AI-Assisted Playbook Creation
Microsoft Sentinel includes tools that help you create and manage playbooks more efficiently:
- Template-based creation: Start from pre-built playbook templates for common scenarios (alert triage, incident enrichment, automated response)
- AI-assisted guidance: The portal provides suggestions based on your incident data and recommended actions
- Built-in connectors: Pre-configured connectors for Microsoft Teams, ServiceNow, Jira, and other common tools
To create a playbook:
- Navigate to the Playbooks page in Microsoft Sentinel
- Click Create from template or start a new playbook
- Choose your trigger (incident created, alert fired) and configure actions
- Review and test before deploying
Note: Playbooks run as Azure Logic Apps. Always review generated code for security issues before using it in production.
When to Use Playbooks
| Scenario | Use Playbook? | Why |
|---|---|---|
| Block known-bad IP at firewall | Yes | Fast, automated, repeatable |
| Notify team of new incident | No — use automation rule | Simpler, built-in |
| Disable compromised account | Yes | Time-sensitive, needs external system access |
| Create ticket in ServiceNow | Yes | Integrates with external workflow |
| Enrich with threat intel | Yes | External API calls needed |
Rule of thumb: If the response requires interacting with an external system or performing multi-step logic, use a playbook. If it's managing the incident within Sentinel, use automation rules.
Key Takeaways
- Playbooks are Azure Logic Apps triggered by Sentinel incidents — they automate responses across multiple systems.

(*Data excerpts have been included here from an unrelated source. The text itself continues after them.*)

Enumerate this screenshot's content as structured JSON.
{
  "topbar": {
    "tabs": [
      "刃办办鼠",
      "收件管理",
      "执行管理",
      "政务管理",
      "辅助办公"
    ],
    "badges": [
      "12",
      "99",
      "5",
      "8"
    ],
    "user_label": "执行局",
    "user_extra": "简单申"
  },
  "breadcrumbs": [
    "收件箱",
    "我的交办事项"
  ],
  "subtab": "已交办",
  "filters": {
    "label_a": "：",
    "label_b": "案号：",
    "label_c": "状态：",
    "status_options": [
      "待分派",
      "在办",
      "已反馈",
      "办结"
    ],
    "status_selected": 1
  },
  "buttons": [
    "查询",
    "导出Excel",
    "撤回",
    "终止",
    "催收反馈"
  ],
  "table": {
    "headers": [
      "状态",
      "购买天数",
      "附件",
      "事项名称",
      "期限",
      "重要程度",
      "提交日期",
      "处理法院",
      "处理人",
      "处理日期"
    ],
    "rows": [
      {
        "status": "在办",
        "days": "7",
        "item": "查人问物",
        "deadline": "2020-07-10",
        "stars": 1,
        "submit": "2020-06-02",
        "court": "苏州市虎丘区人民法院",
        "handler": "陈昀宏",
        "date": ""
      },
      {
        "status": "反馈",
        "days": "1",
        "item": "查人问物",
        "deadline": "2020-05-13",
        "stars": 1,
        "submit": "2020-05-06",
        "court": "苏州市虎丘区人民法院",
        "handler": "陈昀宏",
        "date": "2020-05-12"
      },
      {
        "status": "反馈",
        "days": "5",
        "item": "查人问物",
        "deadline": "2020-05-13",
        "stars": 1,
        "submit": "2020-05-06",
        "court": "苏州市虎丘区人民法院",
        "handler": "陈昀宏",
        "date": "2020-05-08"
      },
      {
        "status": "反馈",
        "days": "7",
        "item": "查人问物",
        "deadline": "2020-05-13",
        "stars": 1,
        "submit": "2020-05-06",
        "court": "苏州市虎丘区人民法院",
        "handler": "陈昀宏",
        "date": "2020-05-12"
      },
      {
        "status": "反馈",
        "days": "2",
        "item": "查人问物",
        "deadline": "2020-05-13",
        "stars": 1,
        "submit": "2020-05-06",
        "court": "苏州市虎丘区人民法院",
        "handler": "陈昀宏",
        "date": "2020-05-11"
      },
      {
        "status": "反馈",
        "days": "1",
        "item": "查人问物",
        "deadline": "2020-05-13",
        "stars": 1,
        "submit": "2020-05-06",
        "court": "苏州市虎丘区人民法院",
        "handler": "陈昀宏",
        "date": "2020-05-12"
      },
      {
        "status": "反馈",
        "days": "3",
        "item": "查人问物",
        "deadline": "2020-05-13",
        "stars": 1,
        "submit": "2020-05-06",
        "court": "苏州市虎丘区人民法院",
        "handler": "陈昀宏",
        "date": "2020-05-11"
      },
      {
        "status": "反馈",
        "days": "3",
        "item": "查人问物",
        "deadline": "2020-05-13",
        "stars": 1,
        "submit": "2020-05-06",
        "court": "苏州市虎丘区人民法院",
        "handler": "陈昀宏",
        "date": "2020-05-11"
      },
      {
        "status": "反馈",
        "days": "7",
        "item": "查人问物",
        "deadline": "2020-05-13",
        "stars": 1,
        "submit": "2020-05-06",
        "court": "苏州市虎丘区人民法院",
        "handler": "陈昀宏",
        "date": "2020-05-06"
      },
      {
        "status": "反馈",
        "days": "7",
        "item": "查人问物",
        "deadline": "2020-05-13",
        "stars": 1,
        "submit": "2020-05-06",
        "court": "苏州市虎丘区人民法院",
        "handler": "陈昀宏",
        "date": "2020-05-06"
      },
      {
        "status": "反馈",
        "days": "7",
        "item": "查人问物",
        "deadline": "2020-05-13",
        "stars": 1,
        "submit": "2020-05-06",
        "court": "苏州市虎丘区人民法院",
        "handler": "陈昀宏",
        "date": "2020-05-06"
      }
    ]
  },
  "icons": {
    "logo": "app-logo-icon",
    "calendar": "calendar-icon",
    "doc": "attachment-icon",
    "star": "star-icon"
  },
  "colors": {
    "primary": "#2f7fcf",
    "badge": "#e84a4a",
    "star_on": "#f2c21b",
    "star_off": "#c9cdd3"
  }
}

- Common playbooks: block IP, disable user, enrich with threat intel, notify and escalate.
- Automation rules manage incidents; playbooks respond to them. They work together.
- Use templates and AI-assisted guidance to create playbooks efficiently; always review before deploying.
- Not every alert needs a playbook — start with automation rules for simple tasks.